As an angler I guess it is inevitable that I have always been fascinated by aquariums and can remember clearly the excitement of viewing fish at close quarters within seaside aquariums whilst on holiday in Cornwall. The aquariums at Looe and Fowey were always fixtures on our annual family holiday to Cornwall especially if the weather was a little inclement.
During the Combe Martin SAC Fun Fish in September the Ilfracombe Aquarium team got involved and an invite to visit the aquarium that is tucked away in a corner of the pier car park followed. Hard to believe that the aquarium has been running for over fifteen years and is expanding its range of exhibits each year.
Pauline and I were greeted by Senior Aquarist Steve Corcoran who immediately made us welcome and infected us with his enthusiasm for the venue. The aquarium displays an amazing array of over 75 species to be found in the waters of North Devon from rivers high on the moors to the sea off Ilfracombe.
The exhibits are carefully chosen with only fish that are suitable for a captive environment selected. The welfare of the fish is undoubtedly paramount with all the fish in good condition and the tanks exceptionally clean.The aquarium are working to assist CEFAS based in Lowestoft with species acquisition. Several dragonets have been donated this year for breeding trials. They, however do not regulate our zoo license as such. A zoo license is issued through North Devon Council with practices needing to comply with Secretary of State ‘Standards of Modern Zoo Practice’ 2012. DEFRA are the public body that regulates these standards. . Any fish that outgrow their tanks have to be transferred to other aquariums such as Plymouth. For this reason large fish such as conger are not kept as they can grow very quickly and become aggressive if not fed frequently.
The whole place had a sort of Tardis like feel with far more on display than the exterior appearance of the building suggests. The display boards on the walk around are filled with fascinating facts about the environment, history and the array of captive creatures. Partnership with environmental groups such as the Marine Conservation Society and Exmoor National park is clearly evident.

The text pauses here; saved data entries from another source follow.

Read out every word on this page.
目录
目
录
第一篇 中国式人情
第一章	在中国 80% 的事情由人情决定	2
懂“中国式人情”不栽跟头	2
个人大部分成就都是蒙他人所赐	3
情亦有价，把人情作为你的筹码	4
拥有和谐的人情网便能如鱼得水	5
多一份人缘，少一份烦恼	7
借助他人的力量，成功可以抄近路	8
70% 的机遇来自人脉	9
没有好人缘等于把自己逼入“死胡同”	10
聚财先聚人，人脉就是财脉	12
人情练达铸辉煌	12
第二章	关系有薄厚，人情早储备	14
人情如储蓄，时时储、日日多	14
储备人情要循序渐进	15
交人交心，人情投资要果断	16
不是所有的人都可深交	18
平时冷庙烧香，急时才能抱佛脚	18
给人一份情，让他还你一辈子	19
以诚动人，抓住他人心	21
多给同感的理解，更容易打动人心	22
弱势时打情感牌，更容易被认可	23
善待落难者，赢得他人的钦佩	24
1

The large seawater tank held a splendid selection of good sized fish from local waters including thornback ray, small eyed ray, spotted ray, pollock, bass, tub gurnard, grey mullet and plaice.

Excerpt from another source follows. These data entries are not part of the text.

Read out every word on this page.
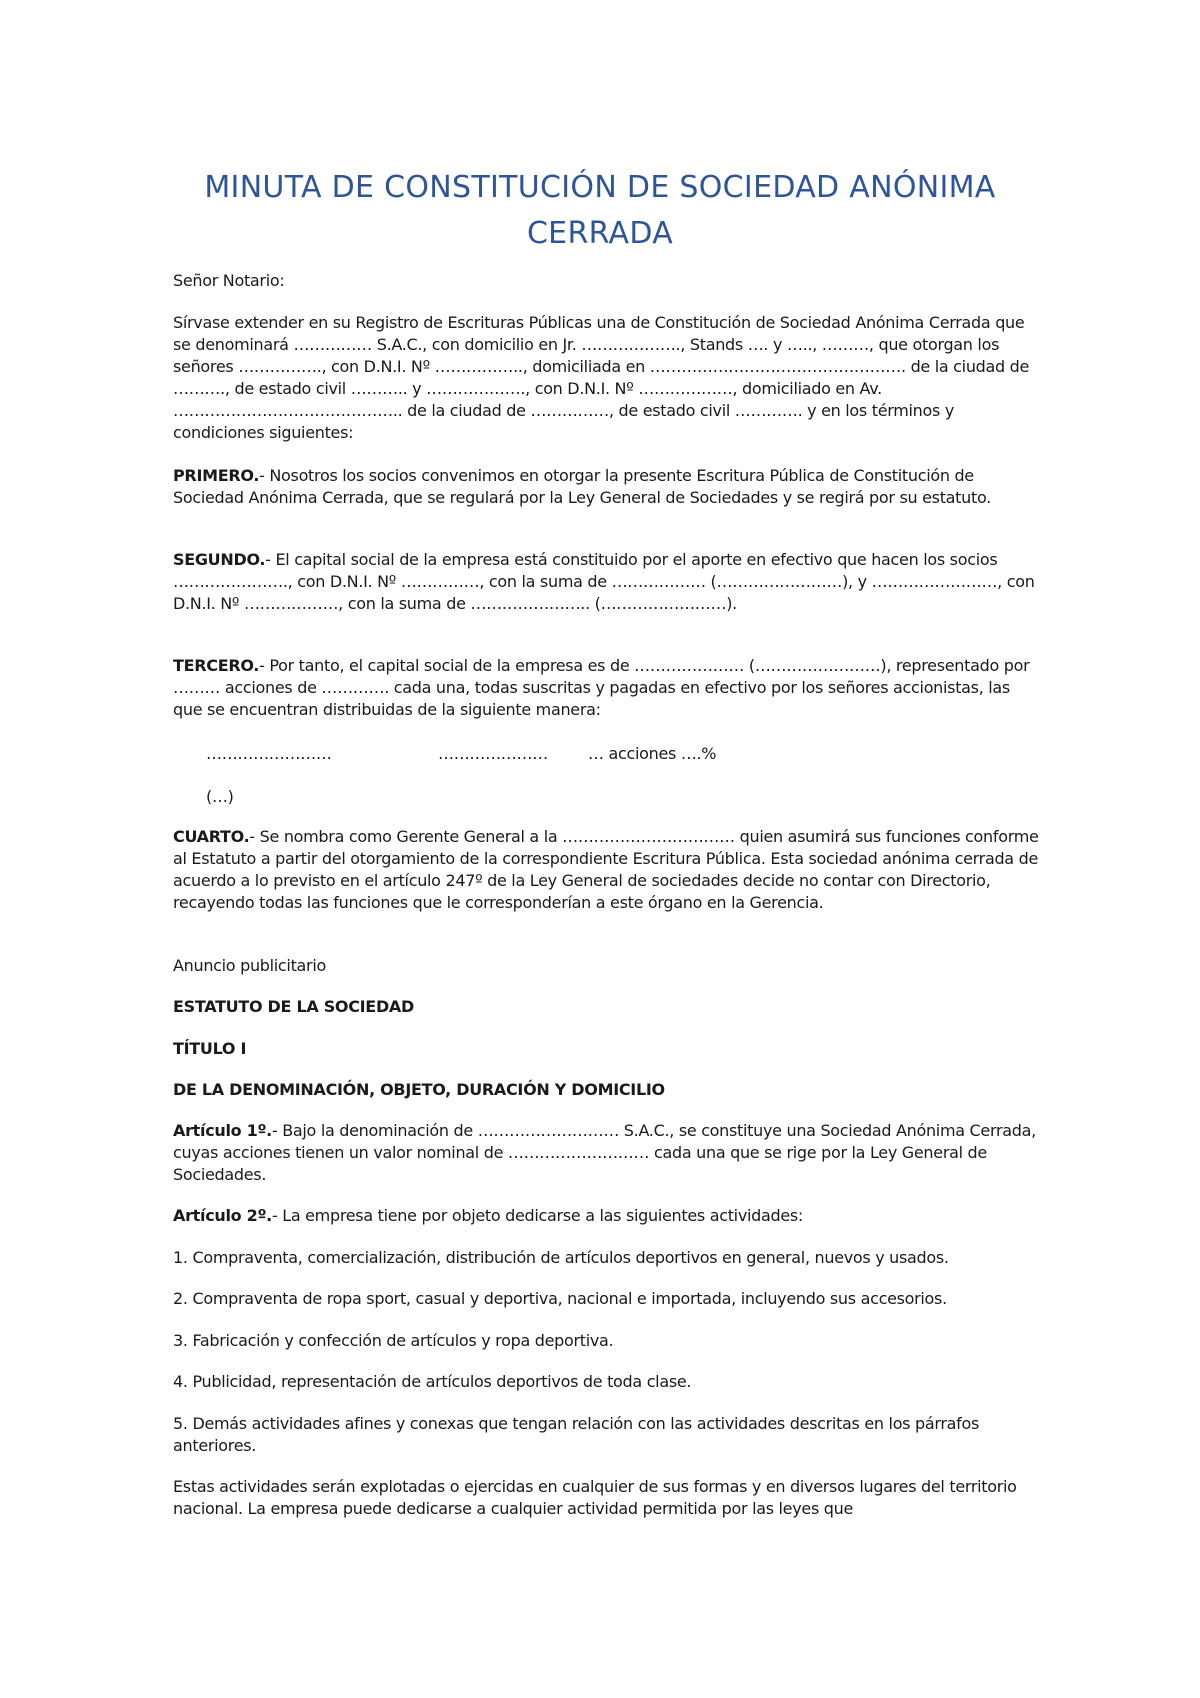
MINUTA DE CONSTITUCIÓN DE SOCIEDAD ANÓNIMA CERRADA

Señor Notario:

Sírvase extender en su Registro de Escrituras Públicas una de Constitución de Sociedad Anónima Cerrada que se denominará …………… S.A.C., con domicilio en Jr. ………………., Stands …. y ….., ………, que otorgan los señores ……………., con D.N.I. Nº …………….., domiciliada en …………………………………………. de la ciudad de ………., de estado civil ……….. y ………………., con D.N.I. Nº ………………, domiciliado en Av. …………………………………….. de la ciudad de ……………, de estado civil …………. y en los términos y condiciones siguientes:

PRIMERO.- Nosotros los socios convenimos en otorgar la presente Escritura Pública de Constitución de Sociedad Anónima Cerrada, que se regulará por la Ley General de Sociedades y se regirá por su estatuto.

SEGUNDO.- El capital social de la empresa está constituido por el aporte en efectivo que hacen los socios …………………., con D.N.I. Nº ……………, con la suma de ……………… (……………………), y ……………………, con D.N.I. Nº ………………, con la suma de ………………….. (……………………).

TERCERO.- Por tanto, el capital social de la empresa es de ………………… (……………………), representado por ……… acciones de …………. cada una, todas suscritas y pagadas en efectivo por los señores accionistas, las que se encuentran distribuidas de la siguiente manera:

……………………	…………………	… acciones ….%
(…)

CUARTO.- Se nombra como Gerente General a la …………………………… quien asumirá sus funciones conforme al Estatuto a partir del otorgamiento de la correspondiente Escritura Pública. Esta sociedad anónima cerrada de acuerdo a lo previsto en el artículo 247º de la Ley General de sociedades decide no contar con Directorio, recayendo todas las funciones que le corresponderían a este órgano en la Gerencia.

Anuncio publicitario

ESTATUTO DE LA SOCIEDAD

TÍTULO I

DE LA DENOMINACIÓN, OBJETO, DURACIÓN Y DOMICILIO

Artículo 1º.- Bajo la denominación de ……………………… S.A.C., se constituye una Sociedad Anónima Cerrada, cuyas acciones tienen un valor nominal de ……………………… cada una que se rige por la Ley General de Sociedades.

Artículo 2º.- La empresa tiene por objeto dedicarse a las siguientes actividades:

1. Compraventa, comercialización, distribución de artículos deportivos en general, nuevos y usados.

2. Compraventa de ropa sport, casual y deportiva, nacional e importada, incluyendo sus accesorios.

3. Fabricación y confección de artículos y ropa deportiva.

4. Publicidad, representación de artículos deportivos de toda clase.

5. Demás actividades afines y conexas que tengan relación con las actividades descritas en los párrafos anteriores.

Estas actividades serán explotadas o ejercidas en cualquier de sus formas y en diversos lugares del territorio nacional. La empresa puede dedicarse a cualquier actividad permitida por las leyes que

Surprisingly though it was not the big fish that we found to be most captivating but the smaller fish such as the dragonets with their stunning sapphire eyes and bristling demeanor. Pipefish, gobies, topknots, sole and sand smelt were amongst other fascinating fish on display.
Other fascinating creatures were the tiny cuttlefish that had an almost alien appearance as they hovered within the water coming alive when Steve added some particles of food to the tank. Watching the way fish feed is an interesting aspect of the aquarium that will I feel fire the imagination of any visiting angler. Ammo Frozen baits are amongst the suppliers of food to the aquarium who are keen only to use fish that are caught using sustainable methods.
I was delighted to discover that some of the pouting swimming in the tanks were provided by anglers taking part in one of our previous fun fishing events.
The complex has a pleasing top deck where a coffee and a snack can be enjoyed alfresco with a lower eating area if the weather is not kind.
The gift shop has an array of quirky and fishy goods to tempt members of the family. I would highly recommend a visit before the venue closes for the winter at the end of November.